When we began writing this book, the Dapper Drake release of Ubuntu, which has been released and is used on computers around the world, was not actually finished. With Dapper heavily in development, the idea to create The Official Ubuntu Book emerged. After a few months of authors meeting to flesh out an outline, writing began about three months before Dapper was complete.
This moving target made the writing process particularly interesting. As an example, as Jono was writing the chapter on Ubuntu installation, the new graphical Ubiquity installer had yet to be completed. Each day Jono would download the latest code and update the chapter accordingly. As Jono kept a close eye on Ubiquity’s progress, he became more involved in its development and contributed bug reports and thoughts to Colin Watson, the primary developer behind Ubiquity.
This is particularly interesting as the development of this book largely mirrored the very ethos and semantics behind the development of Ubuntu itself. Ubuntu is an operating system that grows organically. The proposed feature set and development process within the Ubuntu community are created in a largely iterative way. Every day the distribution grows in slightly different areas, with members in each area working together to move Ubuntu forward. Within the book’s development process, the content was also crafted, rewritten, adjusted, and allowed to mature in different ways—much like Ubuntu itself.
With such a different take on book development, it is important to stress that The Official Ubuntu Book is not a typical book at all. Traditional books are typically written about a specific subject by one or two authors, published, sold in bookshops, and that’s it. But The Official Ubuntu Book is different.
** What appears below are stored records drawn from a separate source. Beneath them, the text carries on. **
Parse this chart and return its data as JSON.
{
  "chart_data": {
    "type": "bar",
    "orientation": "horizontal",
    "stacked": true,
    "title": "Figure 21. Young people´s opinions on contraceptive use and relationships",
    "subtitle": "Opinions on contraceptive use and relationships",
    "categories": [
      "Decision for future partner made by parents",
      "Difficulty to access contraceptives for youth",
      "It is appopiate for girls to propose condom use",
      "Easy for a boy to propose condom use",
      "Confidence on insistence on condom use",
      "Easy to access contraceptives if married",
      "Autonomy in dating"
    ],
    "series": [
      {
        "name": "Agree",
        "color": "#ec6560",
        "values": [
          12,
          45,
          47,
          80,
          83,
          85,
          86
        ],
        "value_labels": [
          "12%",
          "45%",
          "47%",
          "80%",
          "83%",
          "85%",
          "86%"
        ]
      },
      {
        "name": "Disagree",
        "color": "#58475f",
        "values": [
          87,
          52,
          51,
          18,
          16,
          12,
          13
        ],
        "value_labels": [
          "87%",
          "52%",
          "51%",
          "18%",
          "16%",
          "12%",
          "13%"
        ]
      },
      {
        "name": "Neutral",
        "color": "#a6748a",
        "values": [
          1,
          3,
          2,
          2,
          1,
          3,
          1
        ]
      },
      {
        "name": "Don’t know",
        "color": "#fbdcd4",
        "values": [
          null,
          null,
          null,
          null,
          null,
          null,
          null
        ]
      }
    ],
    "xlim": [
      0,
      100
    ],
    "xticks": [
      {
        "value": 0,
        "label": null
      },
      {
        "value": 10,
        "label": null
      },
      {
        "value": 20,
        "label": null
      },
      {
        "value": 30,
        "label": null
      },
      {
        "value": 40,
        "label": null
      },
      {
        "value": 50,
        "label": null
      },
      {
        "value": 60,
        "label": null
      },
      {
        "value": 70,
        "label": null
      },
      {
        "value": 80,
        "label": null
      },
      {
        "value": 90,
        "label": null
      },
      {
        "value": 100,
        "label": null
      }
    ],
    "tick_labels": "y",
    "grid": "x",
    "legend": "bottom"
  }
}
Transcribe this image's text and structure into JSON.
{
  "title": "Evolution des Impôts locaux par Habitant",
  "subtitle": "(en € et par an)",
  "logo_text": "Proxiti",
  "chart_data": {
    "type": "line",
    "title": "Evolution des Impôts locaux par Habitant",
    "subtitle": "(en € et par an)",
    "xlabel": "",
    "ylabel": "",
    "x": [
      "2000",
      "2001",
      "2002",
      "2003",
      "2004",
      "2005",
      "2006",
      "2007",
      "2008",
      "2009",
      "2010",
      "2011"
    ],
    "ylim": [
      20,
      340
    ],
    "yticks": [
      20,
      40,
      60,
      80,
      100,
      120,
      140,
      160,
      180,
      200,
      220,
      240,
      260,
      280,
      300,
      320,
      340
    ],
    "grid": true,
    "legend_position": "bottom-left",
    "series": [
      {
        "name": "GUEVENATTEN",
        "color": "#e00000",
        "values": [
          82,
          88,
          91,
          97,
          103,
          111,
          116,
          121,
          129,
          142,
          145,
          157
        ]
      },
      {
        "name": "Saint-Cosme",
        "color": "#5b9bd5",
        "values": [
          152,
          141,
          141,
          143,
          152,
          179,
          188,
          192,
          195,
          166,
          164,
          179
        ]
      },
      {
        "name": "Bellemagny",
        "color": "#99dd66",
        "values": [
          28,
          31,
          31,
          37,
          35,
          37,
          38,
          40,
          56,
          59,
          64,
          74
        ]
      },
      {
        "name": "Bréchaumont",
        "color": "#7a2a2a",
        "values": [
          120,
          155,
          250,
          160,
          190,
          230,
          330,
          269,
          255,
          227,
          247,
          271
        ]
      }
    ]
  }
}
First, although the majority of this book was written by the authors listed on the front cover, we also sought contributions directly from the Ubuntu community. Jono drafted an announcement seeking recipes. Jeff Waugh then posted the announcement on the Fridge, Ubuntu’s news site (http://fridge.ubuntu.com/). Though Jono had completed half the chapter, he was keen to add diversity and open the chapter to contributions from the community.
More than one dozen contributors submitted recipes to Jono, which are included in Chapter 6. Other community members pitched in as well. James Stanger explained the basics of printing, and our excellent tech editor, Quim Gil, shared the Guadalinex success story. Jorge O. Castro helped describe Edubuntu, and Dennis Kaarsemaker wrote about using wireless. Matthew East joined the tech editors to offer valuable feedback on the entire book.
Ubuntu is by its very nature a community-driven, collaborative platform, and the development of this book has been inspired and driven by this process. This is why the book is available under the Creative Commons Attribution-ShareAlike license and why some chapters (Chapters 3, 4, and 7) are actually included with Dapper itself. With this in mind, we hope the content in the book continues to grow and evolve in new areas and bring more and more users over to Ubuntu. It is an exciting time to be a part of Open Source and an exciting time to be a part of Ubuntu.